[country music]

Geeta:

So my parents immigrated from India in the 1960’s, and they eventually landed in Minnesota. And that’s where I was born and raised. I grew up in a cul-de-sac; I had a job at Orange Julius and I wanted a really different experience. I was very active in college. I started the Women of Color organization on my campus. I did a lot of work with other student groups. Then when I came to San Francisco, suddenly I had to get a job, I had to pay rent, and I had to feed myself. So I was like, “What job can I do?”

 

I started drafting and doing AutoCAD, and I soon realized…that I was drafting prisons. It was soul crushing. So I started volunteering for a place called Urban Ecology. And this organization basically worked with various communities, low-income communities of color across the Bay Area on community design projects. And that’s what spoke to me. And so I was driven by finally being able to be part of the solution and not the problem. It set the course for my career and I knew it, and I just put everything I had into that job.

[exciting music]

So we had a group of community members come to Urban Ecology and said, “We just don’t think this makes sense for the community. What else can we do on 13 acres of land?” So we started community meetings. And what I came to realize is the tension that a lot of the community felt. They want a thriving neighborhood, they want a main street, they want a grocery store, they want a library. And that’s really when that proposal was defeated. There was a new vision. There was a new vision for the neighborhood. For me, it’s about amplifying community voice.

Cindy:

I think that lifting up the voices of others is the key to success in this work. It’s the key to caring about the world. And Geeta does it so seamlessly. I think that’s the heart of what Geeta can see and that’s what makes her work in community developments so incredible.

[euphoric music]

Geeta:

In my journey, and for the past 20 years, I realized that I need to work on systems change. That we have a housing displacement and homelessness crisis that operates at the regional level. It doesn’t operate within one neighborhood or one city. In the Bay Area, there are 101 cities and there are 9 counties. And each one of those cities is trying to solve the affordable housing crisis on their own. That doesn’t make sense, especially when the most people are people of color who are not housed and who are one paycheck away from bring on the street, particularly Black and Latino families. And we have to end that; it’s unfair and it’s simply wrong. And so what I have been trying to do with the Bay Area Housing Finance Authority is to crush that system.

END

At JPMorgan Chase, it’s important we seek out relationships with businesses and people who share our values. We’re excited to highlight the story of Geeta Rao and Enterprise Community Partners, who work tirelessly to strengthen the communities in which they live and work.

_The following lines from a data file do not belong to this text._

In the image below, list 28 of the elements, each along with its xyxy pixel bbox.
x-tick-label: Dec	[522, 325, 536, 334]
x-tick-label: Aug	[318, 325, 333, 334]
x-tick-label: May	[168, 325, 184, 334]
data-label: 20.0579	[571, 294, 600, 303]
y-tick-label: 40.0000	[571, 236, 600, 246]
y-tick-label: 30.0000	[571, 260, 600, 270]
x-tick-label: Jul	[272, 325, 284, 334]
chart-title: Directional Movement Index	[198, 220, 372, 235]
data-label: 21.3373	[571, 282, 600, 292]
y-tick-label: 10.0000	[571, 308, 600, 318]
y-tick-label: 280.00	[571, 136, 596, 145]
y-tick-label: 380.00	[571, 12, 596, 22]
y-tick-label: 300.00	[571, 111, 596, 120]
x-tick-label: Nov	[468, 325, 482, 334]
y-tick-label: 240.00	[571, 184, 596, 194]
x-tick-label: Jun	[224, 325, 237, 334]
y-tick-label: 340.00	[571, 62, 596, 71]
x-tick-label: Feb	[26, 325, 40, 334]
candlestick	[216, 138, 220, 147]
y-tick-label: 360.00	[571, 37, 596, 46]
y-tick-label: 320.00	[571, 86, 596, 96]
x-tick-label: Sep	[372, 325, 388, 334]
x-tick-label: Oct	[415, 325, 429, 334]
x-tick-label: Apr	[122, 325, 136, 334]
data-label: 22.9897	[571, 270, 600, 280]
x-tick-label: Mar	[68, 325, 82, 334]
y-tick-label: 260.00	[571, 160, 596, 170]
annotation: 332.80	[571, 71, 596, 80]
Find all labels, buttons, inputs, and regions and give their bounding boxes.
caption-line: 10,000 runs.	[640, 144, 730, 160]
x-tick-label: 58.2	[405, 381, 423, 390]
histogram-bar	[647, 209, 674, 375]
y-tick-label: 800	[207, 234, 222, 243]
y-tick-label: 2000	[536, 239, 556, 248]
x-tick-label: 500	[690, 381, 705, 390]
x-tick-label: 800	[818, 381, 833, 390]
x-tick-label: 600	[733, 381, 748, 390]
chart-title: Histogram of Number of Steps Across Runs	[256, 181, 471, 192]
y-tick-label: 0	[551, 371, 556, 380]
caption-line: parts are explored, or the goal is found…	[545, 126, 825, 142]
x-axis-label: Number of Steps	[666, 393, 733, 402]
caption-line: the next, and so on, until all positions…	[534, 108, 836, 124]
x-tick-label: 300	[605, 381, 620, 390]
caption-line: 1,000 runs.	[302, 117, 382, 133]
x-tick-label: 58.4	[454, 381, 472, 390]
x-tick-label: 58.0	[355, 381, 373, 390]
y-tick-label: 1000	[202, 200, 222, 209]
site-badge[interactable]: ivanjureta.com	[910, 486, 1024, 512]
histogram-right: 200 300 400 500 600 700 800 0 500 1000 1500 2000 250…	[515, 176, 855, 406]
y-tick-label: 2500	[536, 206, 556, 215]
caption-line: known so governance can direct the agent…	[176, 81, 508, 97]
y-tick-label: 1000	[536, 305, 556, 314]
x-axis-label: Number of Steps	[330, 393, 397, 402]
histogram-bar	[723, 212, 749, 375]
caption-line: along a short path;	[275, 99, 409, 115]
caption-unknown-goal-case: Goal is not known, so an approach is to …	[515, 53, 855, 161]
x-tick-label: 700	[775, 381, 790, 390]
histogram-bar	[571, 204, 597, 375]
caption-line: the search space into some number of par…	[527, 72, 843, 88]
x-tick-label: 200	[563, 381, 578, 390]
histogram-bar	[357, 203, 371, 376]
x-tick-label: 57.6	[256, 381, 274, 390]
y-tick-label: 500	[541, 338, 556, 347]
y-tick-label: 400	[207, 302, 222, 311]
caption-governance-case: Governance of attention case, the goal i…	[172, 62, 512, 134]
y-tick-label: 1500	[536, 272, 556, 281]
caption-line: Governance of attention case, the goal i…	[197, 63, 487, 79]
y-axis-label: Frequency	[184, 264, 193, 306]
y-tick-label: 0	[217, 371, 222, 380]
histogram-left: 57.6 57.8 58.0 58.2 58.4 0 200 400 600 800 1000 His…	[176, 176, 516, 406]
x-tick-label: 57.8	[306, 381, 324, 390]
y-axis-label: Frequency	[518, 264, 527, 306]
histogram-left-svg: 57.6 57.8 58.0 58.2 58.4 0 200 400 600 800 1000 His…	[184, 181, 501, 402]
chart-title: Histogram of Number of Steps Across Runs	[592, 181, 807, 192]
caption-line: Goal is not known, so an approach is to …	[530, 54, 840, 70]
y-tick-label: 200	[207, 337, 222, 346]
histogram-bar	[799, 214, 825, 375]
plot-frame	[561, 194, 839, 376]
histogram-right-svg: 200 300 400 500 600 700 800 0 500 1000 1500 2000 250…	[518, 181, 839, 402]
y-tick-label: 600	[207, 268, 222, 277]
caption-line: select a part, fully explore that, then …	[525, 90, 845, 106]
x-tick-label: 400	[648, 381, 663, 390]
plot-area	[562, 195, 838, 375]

Rao, Enterprise’s Senior Director in Northern California, has spent more than 20 years finding solutions to the affordable housing crisis. In that time, she’s accomplished much in her career, including:

  • Finding her purpose: After graduation, Rao faced some harsh realities. “I had to get a job. I had to pay rent. And I had to feed myself,” she says. Rao started at an architecture firm as an administrative assistant where she drafted blueprints. “I soon realized that I was drafting prisons,” Rao said. “It was soul crushing.”
  • Amplifying community voices: Rao began volunteering—and eventually working—for Urban Ecology, an organization that works with low-income communities of color in the Bay Area on community design projects. One of her first wins occurred when she defeated a large corporation’s proposal to build a new facility on 13 acres of land.
  • Changing systems: Throughout her career, Rao learned that her strengths lie in changing systems. “In the Bay Area, there are 101 cities and nine counties. And each of those cities is trying to solve the affordable housing crisis on its own,” she said. “It doesn’t make sense.” Rao helped create and now works with the Bay Area Housing Finance Authority to transform systems.